Electronic structure of nickelates: From two-dimensional heterostructures to three-dimensional bulk materials

TL;DR

This paper investigates the electronic structure of nickelates, modeling the transition from two-dimensional heterostructures to three-dimensional bulk materials, highlighting the effects of electronic correlations and magnetic tendencies.

Contribution

It introduces a simple two-band model for nickelate heterostructures and extends it to three dimensions, analyzing correlation effects with dynamical mean-field theory.

Findings

Electronic correlations are similar in 2D and 3D, but stronger in 3D for Mott insulating behavior.

Quantitative differences in interaction strength needed for insulating states.

Strong antiferromagnetic tendencies in the derived spin-orbital model.

Abstract

Reduced dimensionality and strong electronic correlations, which are among the most important ingredients for cupratelike high-Tc superconductivity, characterize also the physics of nickelate-based heterostructures.
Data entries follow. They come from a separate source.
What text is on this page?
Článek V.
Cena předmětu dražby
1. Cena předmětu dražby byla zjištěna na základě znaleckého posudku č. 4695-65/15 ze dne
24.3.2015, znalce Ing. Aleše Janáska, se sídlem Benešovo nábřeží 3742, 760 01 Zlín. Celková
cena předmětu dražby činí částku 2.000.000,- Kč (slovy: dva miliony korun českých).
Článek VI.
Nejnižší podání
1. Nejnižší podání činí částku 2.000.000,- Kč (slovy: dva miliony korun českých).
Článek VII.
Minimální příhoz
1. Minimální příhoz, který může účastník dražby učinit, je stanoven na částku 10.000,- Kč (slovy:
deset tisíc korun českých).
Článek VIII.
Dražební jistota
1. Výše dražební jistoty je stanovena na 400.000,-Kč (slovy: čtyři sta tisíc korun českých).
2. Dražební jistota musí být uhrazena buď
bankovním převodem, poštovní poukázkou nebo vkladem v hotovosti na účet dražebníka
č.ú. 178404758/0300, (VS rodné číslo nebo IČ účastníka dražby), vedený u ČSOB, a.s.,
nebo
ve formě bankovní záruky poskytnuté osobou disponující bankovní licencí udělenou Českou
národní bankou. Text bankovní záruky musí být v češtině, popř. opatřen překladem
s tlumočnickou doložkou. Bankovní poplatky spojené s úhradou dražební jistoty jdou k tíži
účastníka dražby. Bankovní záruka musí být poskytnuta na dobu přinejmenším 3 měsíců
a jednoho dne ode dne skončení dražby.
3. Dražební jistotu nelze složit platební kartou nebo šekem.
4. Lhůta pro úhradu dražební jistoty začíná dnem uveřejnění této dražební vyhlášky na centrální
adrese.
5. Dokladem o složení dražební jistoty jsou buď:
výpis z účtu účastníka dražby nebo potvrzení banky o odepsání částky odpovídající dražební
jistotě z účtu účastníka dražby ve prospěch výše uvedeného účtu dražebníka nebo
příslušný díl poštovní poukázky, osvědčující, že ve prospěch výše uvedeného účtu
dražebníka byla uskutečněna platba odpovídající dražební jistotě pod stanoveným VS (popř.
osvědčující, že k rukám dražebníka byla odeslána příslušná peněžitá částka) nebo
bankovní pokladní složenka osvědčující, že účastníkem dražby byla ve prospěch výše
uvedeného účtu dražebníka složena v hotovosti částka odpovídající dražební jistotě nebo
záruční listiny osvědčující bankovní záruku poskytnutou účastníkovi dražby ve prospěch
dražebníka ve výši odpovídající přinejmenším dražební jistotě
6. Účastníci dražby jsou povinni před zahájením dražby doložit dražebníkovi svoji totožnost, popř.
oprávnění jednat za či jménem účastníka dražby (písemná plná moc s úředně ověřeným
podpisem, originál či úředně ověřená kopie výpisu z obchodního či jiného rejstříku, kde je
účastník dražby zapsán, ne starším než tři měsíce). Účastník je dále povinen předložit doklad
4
Starting from the local-density approximation we arrive at a simple two-band model for quasi-two-dimensional 2D LaNiO3 /LaAlO3 heterostructures and extend it by introducing an appropriate hopping in the z direction to describe the dimensional crossover to three dimensions 3D. Using dynamical mean-field theory, we study the effects of electronic correlations with increasing interaction strength along the crossover from 2D to 3D. Qualitatively, the effects of electronic correlations are surprisingly similar, albeit quantitatively larger interaction strengths are required in three dimensions for getting a Mott-Hubbard insulating state. The exchange parameters of an effective Kugel-Khomskii-type spin-orbital model are also derived and reveal strong antiferromagnetic tendencies.